Signs and Symptoms of Clostridium difficile infection

Asymptomatic: some people may have no symptoms. This really is especially true in infants where up to 1/3 may be carriers of the bacteria. If someone has the bacteria within their intestines, they’re considered to be colonized with Clostridium difficile infection

  • Diarrhea: Clostridium difficile infection may cause inflammation in the colon referred to as colitis that may lead to diarrhea that often includes blood.
  • Stomach pain
  • Fever
  • Loss of appetite and weight loss

How to diagnosis it?

To generate a correct identification, your kid’s stool can be analyzed for the existence of toxins created by Clostridium difficile.

Treatment for Clostridium difficile infection

Because antibiotic use and overuse is associated with Clostridium difficile infections, kids on antibiotics needs to be taken off these medicines when possible. In mild cases, kids may get better once they quit taking the antibiotics. Some kids, however, may need to be given special medicines like metronidazole or vancomycin that fight the bacteria. Most kids make a full recovery. If a relapse of the illness occurs, which happens in up to 10% to 20% of patients, exactly the same treatment is often repeated.

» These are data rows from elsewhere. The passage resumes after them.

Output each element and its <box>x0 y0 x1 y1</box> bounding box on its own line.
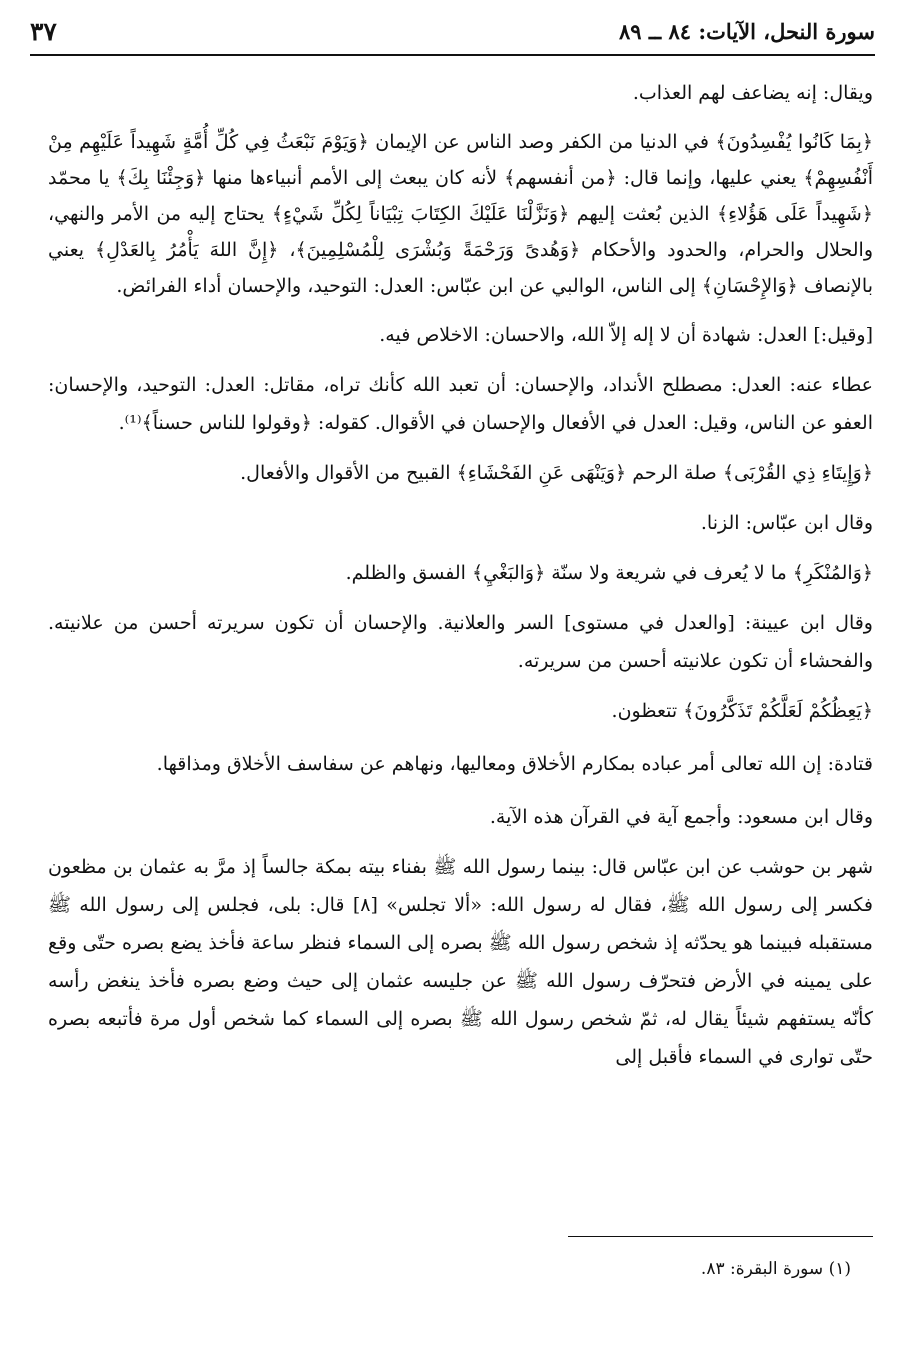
running-title: سورة النحل، الآيات: ٨٤ ــ ٨٩ <box>619 18 875 44</box>
main-text <box>48 74 873 1088</box>
paragraph: عطاء عنه: العدل: مصطلح الأنداد، والإحسان: أن تعبد الله كأنك تراه، مقاتل: العدل: التوحيد، والإحسان: العفو عن الناس، وقيل: العدل في الأفعال والإحسان في الأقوال. كقوله: ﴿وقولوا للناس حسناً﴾⁽¹⁾. <box>48 374 873 434</box>
paragraph: وقال ابن مسعود: وأجمع آية في القرآن هذه الآية. <box>489 806 873 828</box>
page-number: ٣٧ <box>30 16 57 46</box>
paragraph: ويقال: إنه يضاعف لهم العذاب. <box>632 82 873 104</box>
paragraph: ﴿يَعِظُكُمْ لَعَلَّكُمْ تَذَكَّرُونَ﴾ تتعظون. <box>611 700 873 722</box>
footnote: (١) سورة البقرة: ٨٣. <box>700 1259 851 1279</box>
paragraph: وقال ابن عيينة: [والعدل في مستوى] السر والعلانية. والإحسان أن تكون سريرته أحسن من علانيته. والفحشاء أن تكون علانيته أحسن من سريرته. <box>48 612 873 672</box>
paragraph: ﴿وَإِيتَاءِ ذِي القُرْبَى﴾ صلة الرحم ﴿وَيَنْهَى عَنِ الفَحْشَاءِ﴾ القبيح من الأقوال والأفعال. <box>240 462 873 484</box>
paragraph: وقال ابن عبّاس: الزنا. <box>700 512 873 534</box>
paragraph: [وقيل:] العدل: شهادة أن لا إله إلاّ الله، والاحسان: الاخلاص فيه. <box>379 324 873 346</box>
paragraph: ﴿وَالمُنْكَرِ﴾ ما لا يُعرف في شريعة ولا سنّة ﴿وَالبَغْيِ﴾ الفسق والظلم. <box>345 562 873 584</box>
paragraph: شهر بن حوشب عن ابن عبّاس قال: بينما رسول الله ﷺ بفناء بيته بمكة جالساً إذ مرَّ به عثمان بن مظعون فكسر إلى رسول الله ﷺ، فقال له رسول الله: «ألا تجلس» [٨] قال: بلى، فجلس إلى رسول الله ﷺ مستقبله فبينما هو يحدّثه إذ شخص رسول الله ﷺ بصره إلى السماء فنظر ساعة فأخذ يضع بصره حتّى وقع على يمينه في الأرض فتحرّف رسول الله ﷺ عن جليسه عثمان إلى حيث وضع بصره فأخذ ينغض رأسه كأنّه يستفهم شيئاً يقال له، ثمّ شخص رسول الله ﷺ بصره إلى السماء كما شخص أول مرة فأتبعه بصره حتّى توارى في السماء فأقبل إلى <box>48 856 873 1068</box>
paragraph: ﴿بِمَا كَانُوا يُفْسِدُونَ﴾ في الدنيا من الكفر وصد الناس عن الإيمان ﴿وَيَوْمَ نَبْعَثُ فِي كُلِّ أُمَّةٍ شَهِيداً عَلَيْهِم مِنْ أَنْفُسِهِمْ﴾ يعني عليها، وإنما قال: ﴿من أنفسهم﴾ لأنه كان يبعث إلى الأمم أنبياءها منها ﴿وَجِئْنَا بِكَ﴾ يا محمّد ﴿شَهِيداً عَلَى هَؤُلاءِ﴾ الذين بُعثت إليهم ﴿وَنَزَّلْنَا عَلَيْكَ الكِتَابَ تِبْيَاناً لِكُلِّ شَيْءٍ﴾ يحتاج إليه من الأمر والنهي، والحلال والحرام، والحدود والأحكام ﴿وَهُدىً وَرَحْمَةً وَبُشْرَى لِلْمُسْلِمِينَ﴾، ﴿إِنَّ اللهَ يَأْمُرُ بِالعَدْلِ﴾ يعني بالإنصاف ﴿وَالإِحْسَانِ﴾ إلى الناس، الوالبي عن ابن عبّاس: العدل: التوحيد، والإحسان أداء الفرائض. <box>48 131 873 297</box>
header-rule <box>30 54 875 56</box>
footnote-rule <box>568 1236 873 1237</box>
paragraph: قتادة: إن الله تعالى أمر عباده بمكارم الأخلاق ومعاليها، ونهاهم عن سفاسف الأخلاق ومذاقها. <box>156 753 873 775</box>
page-header <box>30 14 875 48</box>
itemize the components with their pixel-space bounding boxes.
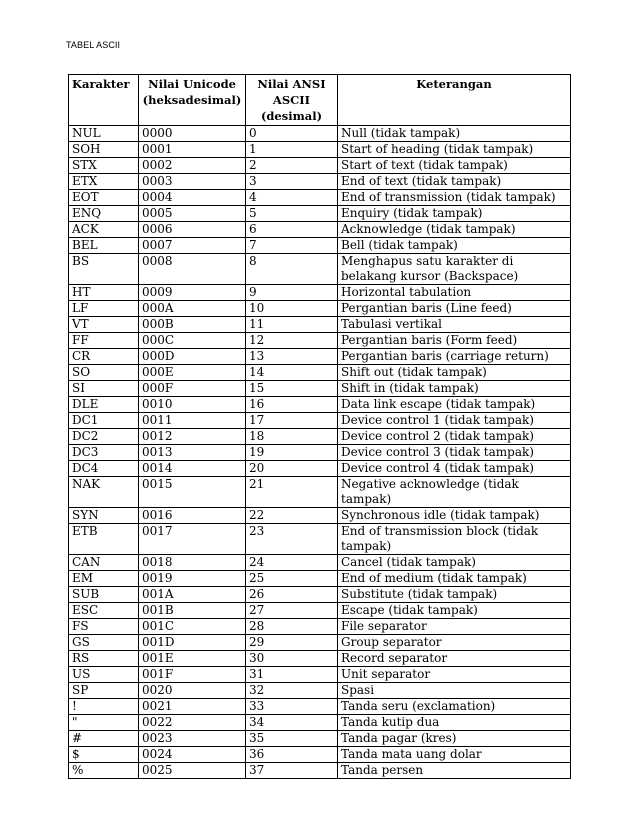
cell-karakter: DC2: [69, 429, 139, 445]
cell-unicode: 000E: [139, 365, 246, 381]
table-row: [69, 619, 571, 635]
cell-ansi: 28: [246, 619, 338, 635]
page-header: TABEL ASCII: [66, 40, 121, 50]
cell-karakter: SO: [69, 365, 139, 381]
cell-karakter: EOT: [69, 190, 139, 206]
cell-ansi: 0: [246, 126, 338, 142]
cell-unicode: 001C: [139, 619, 246, 635]
table-row: [69, 667, 571, 683]
cell-karakter: CAN: [69, 555, 139, 571]
table-row: [69, 413, 571, 429]
cell-ansi: 17: [246, 413, 338, 429]
cell-keterangan: Pergantian baris (carriage return): [338, 349, 571, 365]
cell-ansi: 16: [246, 397, 338, 413]
cell-unicode: 0019: [139, 571, 246, 587]
table-row: [69, 429, 571, 445]
table-row: [69, 683, 571, 699]
cell-unicode: 0016: [139, 508, 246, 524]
cell-unicode: 0008: [139, 254, 246, 285]
cell-keterangan: Tanda mata uang dolar: [338, 747, 571, 763]
cell-karakter: FF: [69, 333, 139, 349]
table-row: [69, 651, 571, 667]
table-row: [69, 206, 571, 222]
cell-karakter: NAK: [69, 477, 139, 508]
table-row: [69, 555, 571, 571]
cell-ansi: 5: [246, 206, 338, 222]
cell-karakter: VT: [69, 317, 139, 333]
cell-karakter: STX: [69, 158, 139, 174]
cell-keterangan: End of text (tidak tampak): [338, 174, 571, 190]
cell-keterangan: Start of text (tidak tampak): [338, 158, 571, 174]
table-row: [69, 699, 571, 715]
cell-keterangan: Tanda persen: [338, 763, 571, 779]
cell-keterangan: Shift in (tidak tampak): [338, 381, 571, 397]
cell-unicode: 0005: [139, 206, 246, 222]
cell-keterangan: End of medium (tidak tampak): [338, 571, 571, 587]
cell-unicode: 0024: [139, 747, 246, 763]
cell-ansi: 24: [246, 555, 338, 571]
cell-unicode: 0011: [139, 413, 246, 429]
cell-keterangan: Shift out (tidak tampak): [338, 365, 571, 381]
cell-ansi: 1: [246, 142, 338, 158]
cell-ansi: 15: [246, 381, 338, 397]
cell-ansi: 23: [246, 524, 338, 555]
cell-unicode: 000B: [139, 317, 246, 333]
cell-karakter: SOH: [69, 142, 139, 158]
cell-karakter: CR: [69, 349, 139, 365]
cell-unicode: 0010: [139, 397, 246, 413]
cell-ansi: 12: [246, 333, 338, 349]
cell-unicode: 0017: [139, 524, 246, 555]
cell-ansi: 11: [246, 317, 338, 333]
cell-unicode: 0004: [139, 190, 246, 206]
cell-karakter: SYN: [69, 508, 139, 524]
cell-karakter: $: [69, 747, 139, 763]
table-row: [69, 142, 571, 158]
cell-unicode: 0020: [139, 683, 246, 699]
cell-keterangan: Device control 1 (tidak tampak): [338, 413, 571, 429]
cell-unicode: 001D: [139, 635, 246, 651]
cell-ansi: 36: [246, 747, 338, 763]
table-body: [69, 126, 571, 779]
cell-karakter: DC4: [69, 461, 139, 477]
cell-karakter: SI: [69, 381, 139, 397]
column-header-unicode: Nilai Unicode (heksadesimal): [139, 75, 246, 126]
cell-ansi: 18: [246, 429, 338, 445]
cell-unicode: 0014: [139, 461, 246, 477]
cell-keterangan: Device control 2 (tidak tampak): [338, 429, 571, 445]
cell-karakter: GS: [69, 635, 139, 651]
cell-ansi: 7: [246, 238, 338, 254]
cell-ansi: 21: [246, 477, 338, 508]
table-row: [69, 126, 571, 142]
table-row: [69, 524, 571, 555]
column-header-ansi: Nilai ANSI ASCII (desimal): [246, 75, 338, 126]
table-row: [69, 222, 571, 238]
cell-unicode: 0013: [139, 445, 246, 461]
cell-ansi: 3: [246, 174, 338, 190]
cell-unicode: 000F: [139, 381, 246, 397]
table-row: [69, 715, 571, 731]
cell-karakter: SUB: [69, 587, 139, 603]
cell-keterangan: Enquiry (tidak tampak): [338, 206, 571, 222]
cell-karakter: !: [69, 699, 139, 715]
cell-ansi: 20: [246, 461, 338, 477]
cell-ansi: 30: [246, 651, 338, 667]
cell-keterangan: Unit separator: [338, 667, 571, 683]
cell-karakter: LF: [69, 301, 139, 317]
cell-ansi: 29: [246, 635, 338, 651]
cell-unicode: 001B: [139, 603, 246, 619]
cell-ansi: 34: [246, 715, 338, 731]
cell-unicode: 0002: [139, 158, 246, 174]
cell-unicode: 0025: [139, 763, 246, 779]
table-row: [69, 461, 571, 477]
cell-unicode: 000D: [139, 349, 246, 365]
table-row: [69, 603, 571, 619]
cell-ansi: 6: [246, 222, 338, 238]
cell-unicode: 000A: [139, 301, 246, 317]
cell-ansi: 27: [246, 603, 338, 619]
cell-unicode: 001F: [139, 667, 246, 683]
cell-unicode: 001E: [139, 651, 246, 667]
cell-karakter: %: [69, 763, 139, 779]
table-row: [69, 397, 571, 413]
cell-ansi: 31: [246, 667, 338, 683]
cell-karakter: BEL: [69, 238, 139, 254]
cell-karakter: ESC: [69, 603, 139, 619]
table-row: [69, 477, 571, 508]
cell-karakter: DC1: [69, 413, 139, 429]
cell-unicode: 0022: [139, 715, 246, 731]
table-row: [69, 365, 571, 381]
table-row: [69, 301, 571, 317]
table-row: [69, 349, 571, 365]
cell-unicode: 0012: [139, 429, 246, 445]
cell-keterangan: Pergantian baris (Line feed): [338, 301, 571, 317]
cell-karakter: ACK: [69, 222, 139, 238]
cell-keterangan: Synchronous idle (tidak tampak): [338, 508, 571, 524]
cell-unicode: 0023: [139, 731, 246, 747]
cell-ansi: 2: [246, 158, 338, 174]
cell-karakter: #: [69, 731, 139, 747]
cell-ansi: 35: [246, 731, 338, 747]
cell-karakter: RS: [69, 651, 139, 667]
cell-keterangan: Null (tidak tampak): [338, 126, 571, 142]
cell-ansi: 33: [246, 699, 338, 715]
cell-unicode: 0000: [139, 126, 246, 142]
cell-keterangan: Substitute (tidak tampak): [338, 587, 571, 603]
table-row: [69, 174, 571, 190]
cell-karakter: SP: [69, 683, 139, 699]
cell-keterangan: Tanda kutip dua: [338, 715, 571, 731]
cell-ansi: 37: [246, 763, 338, 779]
cell-unicode: 0018: [139, 555, 246, 571]
cell-keterangan: Tabulasi vertikal: [338, 317, 571, 333]
cell-ansi: 9: [246, 285, 338, 301]
cell-keterangan: End of transmission (tidak tampak): [338, 190, 571, 206]
cell-keterangan: Device control 4 (tidak tampak): [338, 461, 571, 477]
cell-unicode: 0007: [139, 238, 246, 254]
table-row: [69, 763, 571, 779]
table-row: [69, 285, 571, 301]
cell-karakter: DC3: [69, 445, 139, 461]
table-row: [69, 731, 571, 747]
table-row: [69, 317, 571, 333]
cell-keterangan: Spasi: [338, 683, 571, 699]
cell-unicode: 001A: [139, 587, 246, 603]
table-row: [69, 571, 571, 587]
table-header-row: [69, 75, 571, 126]
cell-keterangan: Group separator: [338, 635, 571, 651]
cell-karakter: HT: [69, 285, 139, 301]
cell-ansi: 10: [246, 301, 338, 317]
table-row: [69, 508, 571, 524]
cell-karakter: DLE: [69, 397, 139, 413]
cell-unicode: 0009: [139, 285, 246, 301]
cell-karakter: NUL: [69, 126, 139, 142]
cell-keterangan: Escape (tidak tampak): [338, 603, 571, 619]
cell-karakter: ETX: [69, 174, 139, 190]
cell-ansi: 13: [246, 349, 338, 365]
cell-unicode: 0015: [139, 477, 246, 508]
cell-keterangan: Bell (tidak tampak): [338, 238, 571, 254]
cell-keterangan: Negative acknowledge (tidak tampak): [338, 477, 571, 508]
cell-unicode: 000C: [139, 333, 246, 349]
table-row: [69, 587, 571, 603]
cell-unicode: 0021: [139, 699, 246, 715]
table-row: [69, 333, 571, 349]
table-row: [69, 747, 571, 763]
cell-karakter: ETB: [69, 524, 139, 555]
cell-keterangan: Data link escape (tidak tampak): [338, 397, 571, 413]
cell-karakter: BS: [69, 254, 139, 285]
cell-ansi: 8: [246, 254, 338, 285]
table-row: [69, 445, 571, 461]
cell-keterangan: Cancel (tidak tampak): [338, 555, 571, 571]
cell-ansi: 14: [246, 365, 338, 381]
column-header-keterangan: Keterangan: [338, 75, 571, 126]
cell-keterangan: Acknowledge (tidak tampak): [338, 222, 571, 238]
cell-keterangan: Pergantian baris (Form feed): [338, 333, 571, 349]
table-row: [69, 190, 571, 206]
table-row: [69, 238, 571, 254]
cell-unicode: 0003: [139, 174, 246, 190]
cell-unicode: 0001: [139, 142, 246, 158]
cell-keterangan: Horizontal tabulation: [338, 285, 571, 301]
cell-keterangan: File separator: [338, 619, 571, 635]
cell-keterangan: Tanda seru (exclamation): [338, 699, 571, 715]
cell-keterangan: Record separator: [338, 651, 571, 667]
table-row: [69, 254, 571, 285]
cell-keterangan: Start of heading (tidak tampak): [338, 142, 571, 158]
cell-ansi: 26: [246, 587, 338, 603]
cell-ansi: 32: [246, 683, 338, 699]
cell-keterangan: Menghapus satu karakter di belakang kursor (Backspace): [338, 254, 571, 285]
cell-ansi: 25: [246, 571, 338, 587]
cell-karakter: FS: [69, 619, 139, 635]
cell-unicode: 0006: [139, 222, 246, 238]
cell-karakter: ": [69, 715, 139, 731]
cell-ansi: 22: [246, 508, 338, 524]
cell-keterangan: End of transmission block (tidak tampak): [338, 524, 571, 555]
cell-ansi: 4: [246, 190, 338, 206]
table-row: [69, 635, 571, 651]
table-row: [69, 158, 571, 174]
cell-karakter: EM: [69, 571, 139, 587]
cell-keterangan: Device control 3 (tidak tampak): [338, 445, 571, 461]
cell-keterangan: Tanda pagar (kres): [338, 731, 571, 747]
cell-karakter: US: [69, 667, 139, 683]
table-row: [69, 381, 571, 397]
cell-ansi: 19: [246, 445, 338, 461]
cell-karakter: ENQ: [69, 206, 139, 222]
column-header-karakter: Karakter: [69, 75, 139, 126]
ascii-table: [68, 74, 571, 779]
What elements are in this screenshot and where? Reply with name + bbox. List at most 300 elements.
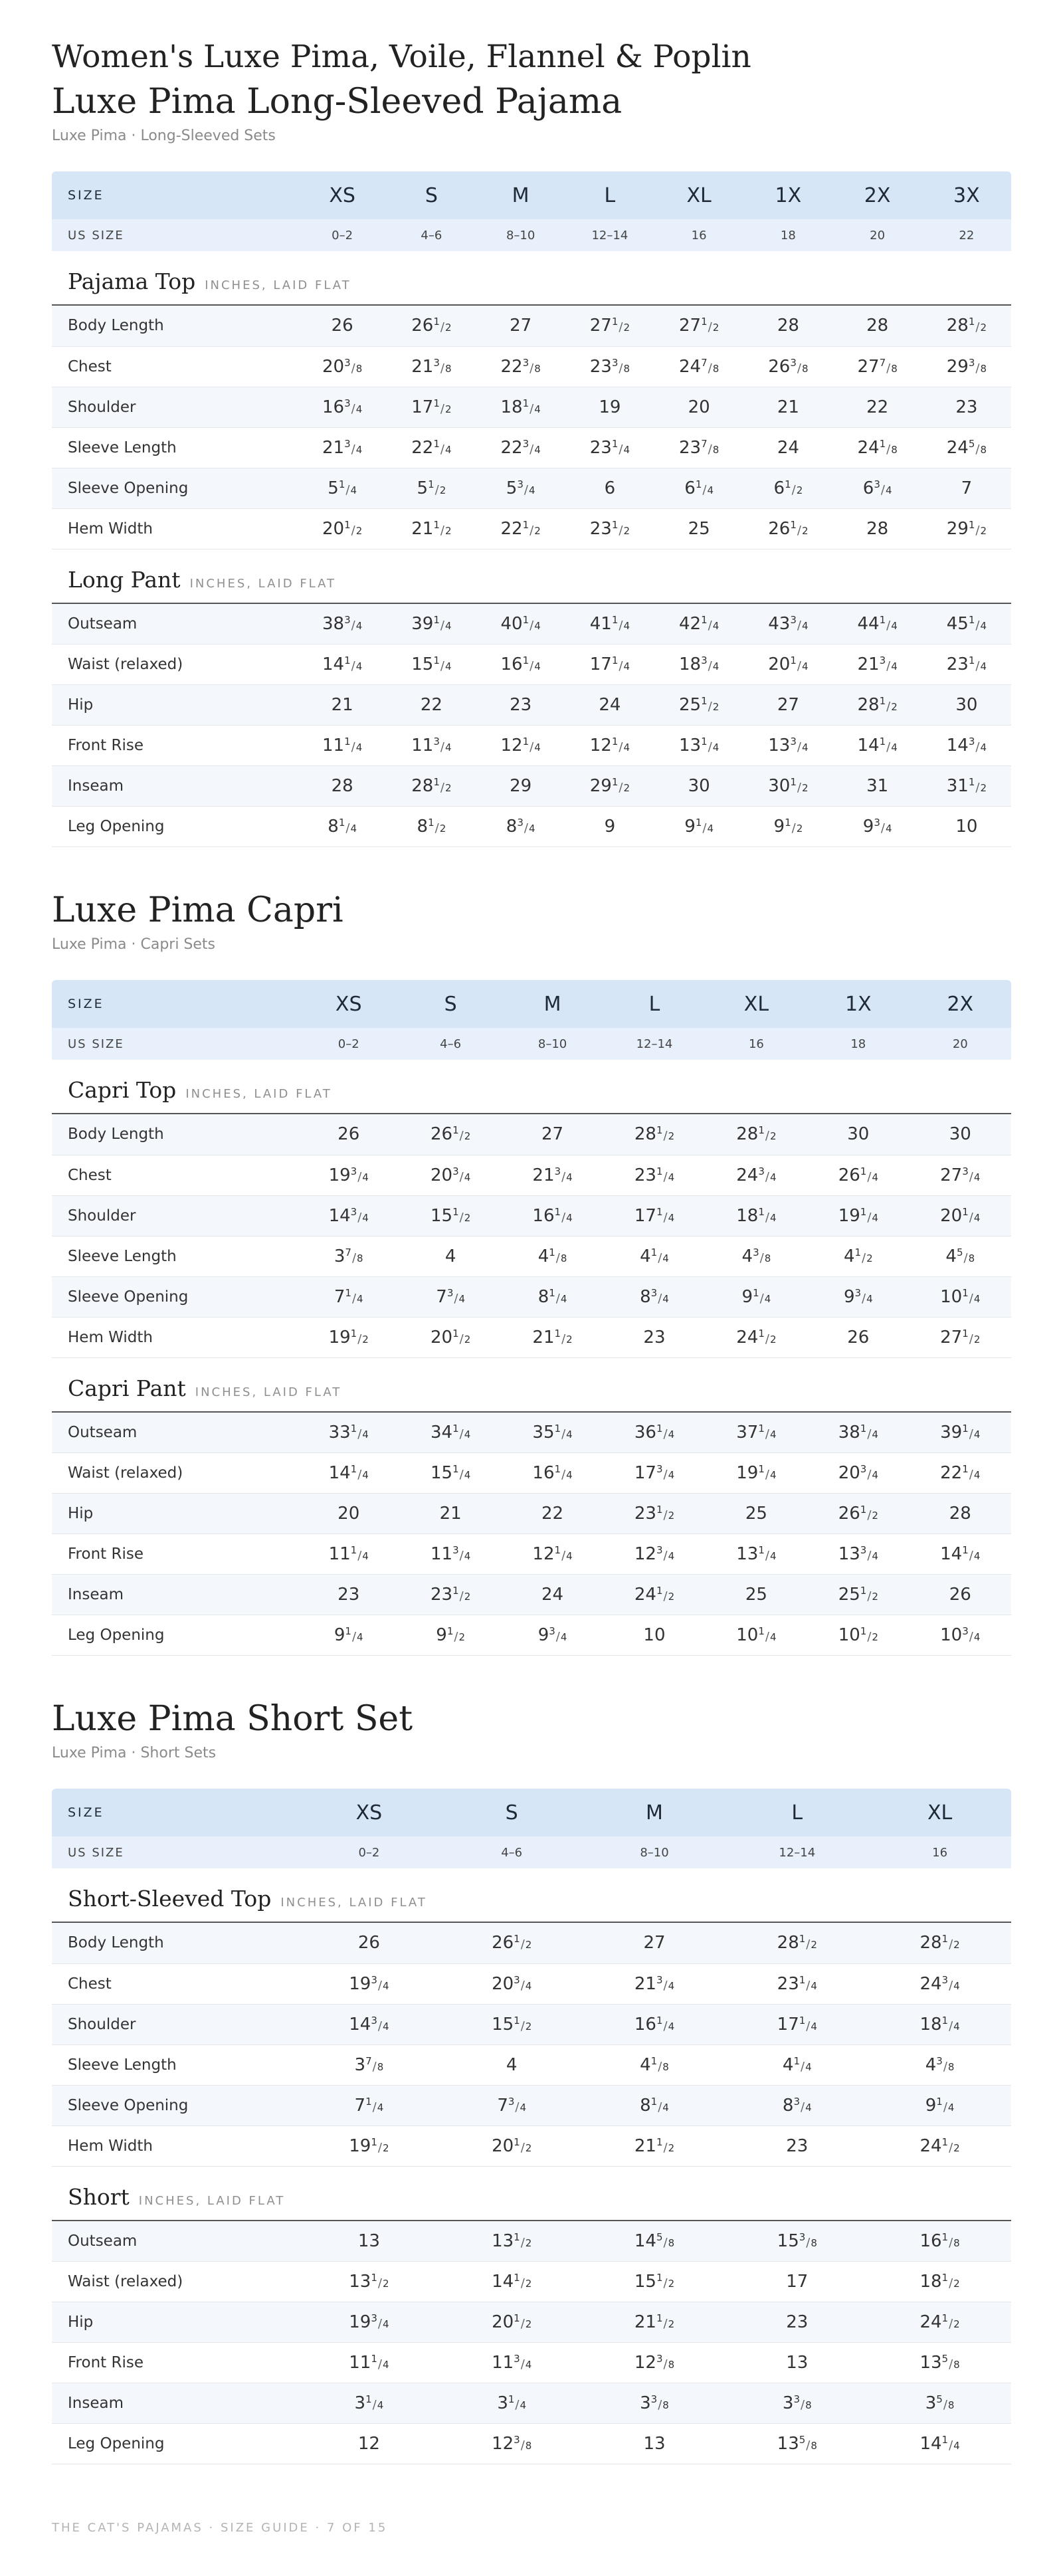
size-column-header: S xyxy=(399,980,501,1028)
table-row xyxy=(52,1114,1011,1155)
table-row xyxy=(52,2004,1011,2044)
measurement-group xyxy=(52,1886,1011,2167)
section-short-set xyxy=(52,1696,1011,2464)
size-column-header: XL xyxy=(654,171,743,219)
us-size-value: 16 xyxy=(868,1836,1011,1868)
measurement-value: 26 xyxy=(298,1923,440,1963)
measurement-value: $34^1/4$ xyxy=(399,1413,501,1453)
measurement-value: $18^1/4$ xyxy=(706,1195,807,1236)
size-column-header: XL xyxy=(868,1789,1011,1836)
measurement-value: $21^1/2$ xyxy=(502,1317,603,1357)
group-heading xyxy=(52,1886,1011,1923)
measurement-value: $29^1/2$ xyxy=(922,508,1011,549)
measurement-value: 21 xyxy=(743,387,832,427)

Prevention of Clostridium difficile infection

Clostridium difficile illness can form spores, which can live a long time and may spread fecal-orally. Adequate hand washing is vital that you avoid the spread of the illness. Hand washing with soap and water is more efficient than with alcohol hand cleaner. Proper cleaning of contaminated areas is vital to avoid the spread. Since Clostridium difficile infection is associated with antibiotic use, restricting the utilization of antibiotics can also be helpful.

Moreover, breastfeeding was proven to reduce colonization with Clostridium difficile infection.